New features are nice, but the biggest changes are to GoPro's software
The focus of GoPro’s event was on the cameras and the drone. But you could argue that the biggest changes that GoPro made this week weren’t even specific to all that new hardware. GoPro also announced a bunch of updates to the software that it ships, including a new subscription-based cloud storage service called GoPro Plus. It also updated and rebranded its desktop importer / editing app again, which is now just called Quik (after the company’s automatic editing mobile app of the same name). Quik has all the features I got a preview of when I profiled the company’s growing software efforts in May.
The company has spent the last few years acquiring small software companies and building out a team to support those new efforts, so things like GoPro Plus and the Quik desktop app are the first time we're seeing it all come together. Teasing out the real value of this stuff will take some time, but it looked great at the launch event — even if there are some hangups, like how you can’t use your own music in the Quik desktop app. In a world where the competition has caught up with (and, in some respects, passed) GoPro’s cameras, the company’s software is one of its most clear advantages.
GoPro Plus is now the most intriguing part of that new ecosystem. Part of the problem with any digital camera these days, whether it’s a GoPro or a DSLR or the camera on your phone, is figuring out what to do with all the photos and videos you’ve taken. GoPro Plus is an attempt to tackle that problem. For $4.99 a month, your cameras will automatically upload everything you’ve shot each time you plug the camera in at home. You can then access those files on any one of GoPro’s desktop or mobile apps, edit them, and save or share them.
GoPro Plus’ early success will hinge on that integration with GoPro’s other apps, because otherwise, it’s not all that different from other cloud services. It even comes with the same familiar limitations: GoPro Plus users will be limited to uploading 35 hours of video, 62,500 photos, or a combination of the two, according to GoPro’s website. On top of that, videos are stored at 1080p, regardless of what resolution they were shot at. If GoPro doesn’t build on the initial experience, customers could just wind up paying for another place to forget about their footage.

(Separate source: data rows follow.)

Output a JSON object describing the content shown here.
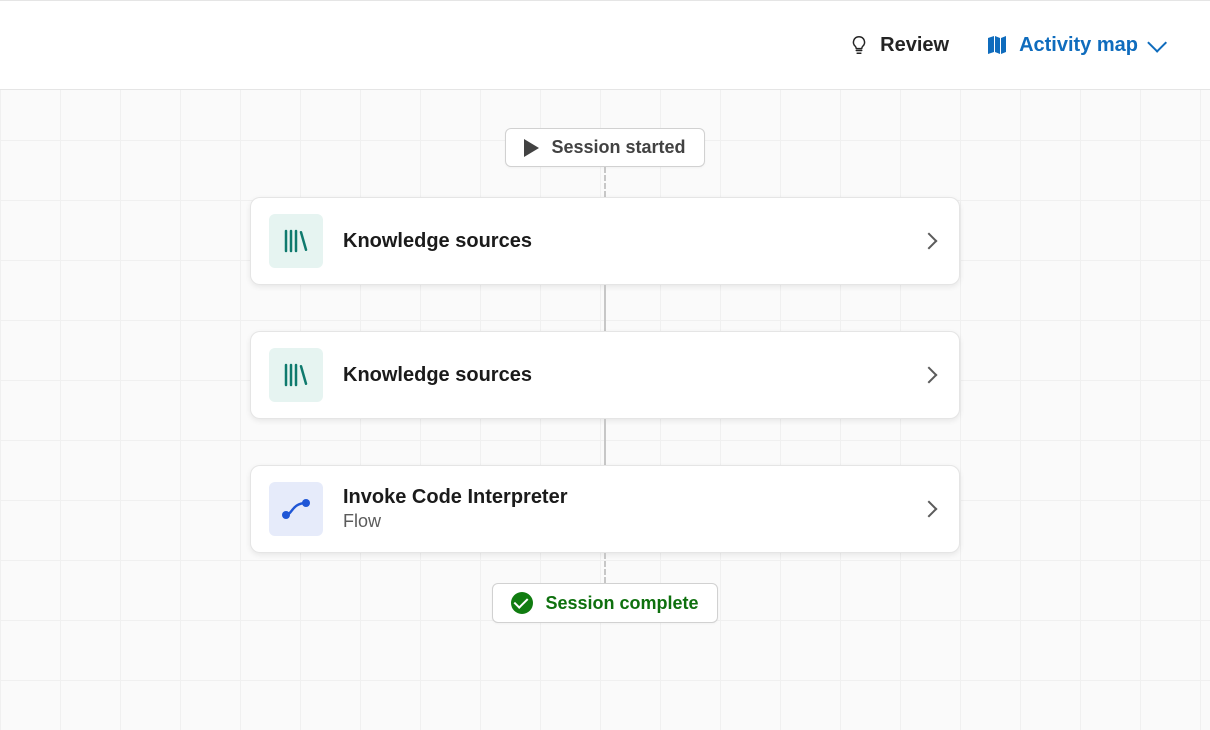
{
  "toolbar": {
    "review_label": "Review",
    "activity_map_label": "Activity map"
  },
  "flow": {
    "start_label": "Session started",
    "complete_label": "Session complete",
    "nodes": [
      {
        "title": "Knowledge sources",
        "subtitle": "",
        "icon": "books-icon",
        "tile": "teal"
      },
      {
        "title": "Knowledge sources",
        "subtitle": "",
        "icon": "books-icon",
        "tile": "teal"
      },
      {
        "title": "Invoke Code Interpreter",
        "subtitle": "Flow",
        "icon": "flow-icon",
        "tile": "blue"
      }
    ]
  }
}
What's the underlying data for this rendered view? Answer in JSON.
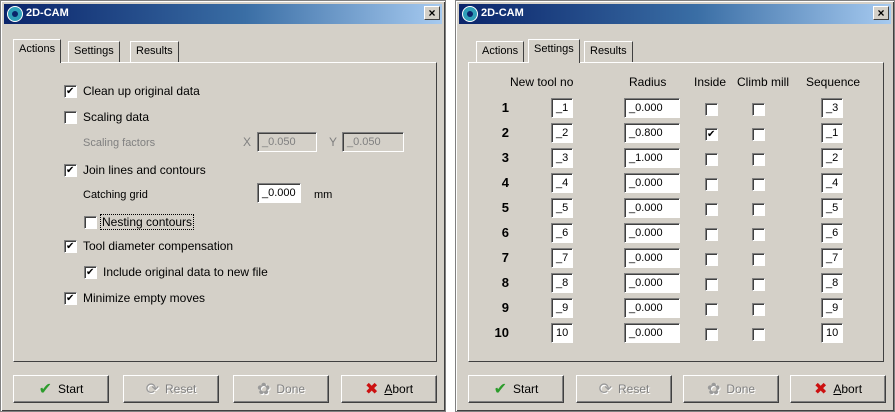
{
  "left": {
    "title": "2D-CAM",
    "close": "×",
    "tabs": [
      "Actions",
      "Settings",
      "Results"
    ],
    "options": {
      "clean_up": "Clean up original data",
      "scaling": "Scaling data",
      "scaling_factors": "Scaling factors",
      "x_label": "X",
      "x_value": "_0.050",
      "y_label": "Y",
      "y_value": "_0.050",
      "join": "Join lines and contours",
      "catching_grid": "Catching grid",
      "catching_value": "_0.000",
      "unit": "mm",
      "nesting": "Nesting contours",
      "tool_comp": "Tool diameter compensation",
      "include_original": "Include original data to new file",
      "minimize": "Minimize empty moves"
    },
    "checked": {
      "clean_up": true,
      "scaling": false,
      "join": true,
      "nesting": false,
      "tool_comp": true,
      "include_original": true,
      "minimize": true
    },
    "buttons": {
      "start": "Start",
      "reset": "Reset",
      "done": "Done",
      "abort_pre": "",
      "abort_u": "A",
      "abort_post": "bort"
    }
  },
  "right": {
    "title": "2D-CAM",
    "close": "×",
    "tabs": [
      "Actions",
      "Settings",
      "Results"
    ],
    "headers": {
      "tool": "New tool no",
      "radius": "Radius",
      "inside": "Inside",
      "climb": "Climb mill",
      "sequence": "Sequence"
    },
    "rows": [
      {
        "n": "1",
        "tool": "_1",
        "radius": "_0.000",
        "inside": false,
        "climb": false,
        "seq": "_3"
      },
      {
        "n": "2",
        "tool": "_2",
        "radius": "_0.800",
        "inside": true,
        "climb": false,
        "seq": "_1"
      },
      {
        "n": "3",
        "tool": "_3",
        "radius": "_1.000",
        "inside": false,
        "climb": false,
        "seq": "_2"
      },
      {
        "n": "4",
        "tool": "_4",
        "radius": "_0.000",
        "inside": false,
        "climb": false,
        "seq": "_4"
      },
      {
        "n": "5",
        "tool": "_5",
        "radius": "_0.000",
        "inside": false,
        "climb": false,
        "seq": "_5"
      },
      {
        "n": "6",
        "tool": "_6",
        "radius": "_0.000",
        "inside": false,
        "climb": false,
        "seq": "_6"
      },
      {
        "n": "7",
        "tool": "_7",
        "radius": "_0.000",
        "inside": false,
        "climb": false,
        "seq": "_7"
      },
      {
        "n": "8",
        "tool": "_8",
        "radius": "_0.000",
        "inside": false,
        "climb": false,
        "seq": "_8"
      },
      {
        "n": "9",
        "tool": "_9",
        "radius": "_0.000",
        "inside": false,
        "climb": false,
        "seq": "_9"
      },
      {
        "n": "10",
        "tool": "10",
        "radius": "_0.000",
        "inside": false,
        "climb": false,
        "seq": "10"
      }
    ],
    "buttons": {
      "start": "Start",
      "reset": "Reset",
      "done": "Done",
      "abort_pre": "",
      "abort_u": "A",
      "abort_post": "bort"
    }
  }
}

There are some obvious ways to spice up GoPro Plus: create premium tiers that let users store original resolution files; allow users to start editing on one device and finish it on another; find a way to mitigate the problem of duplicate photos. GoPro has hinted that more is coming, but until features like this are added, it runs the risk of being just a slightly better Google Drive.
The new Hero 5 cameras and the Karma drone are exciting products, and the way that they all play nicely together is the other huge advantage GoPro has over the Sonys and DJIs of the world. But, as is the case with all hardware, it won’t be long before they’re replaced. GoPro’s real future, the one that lies beyond just whatever product comes next, is all about the new software, the ecosystem it creates, and whether the company can get people to care.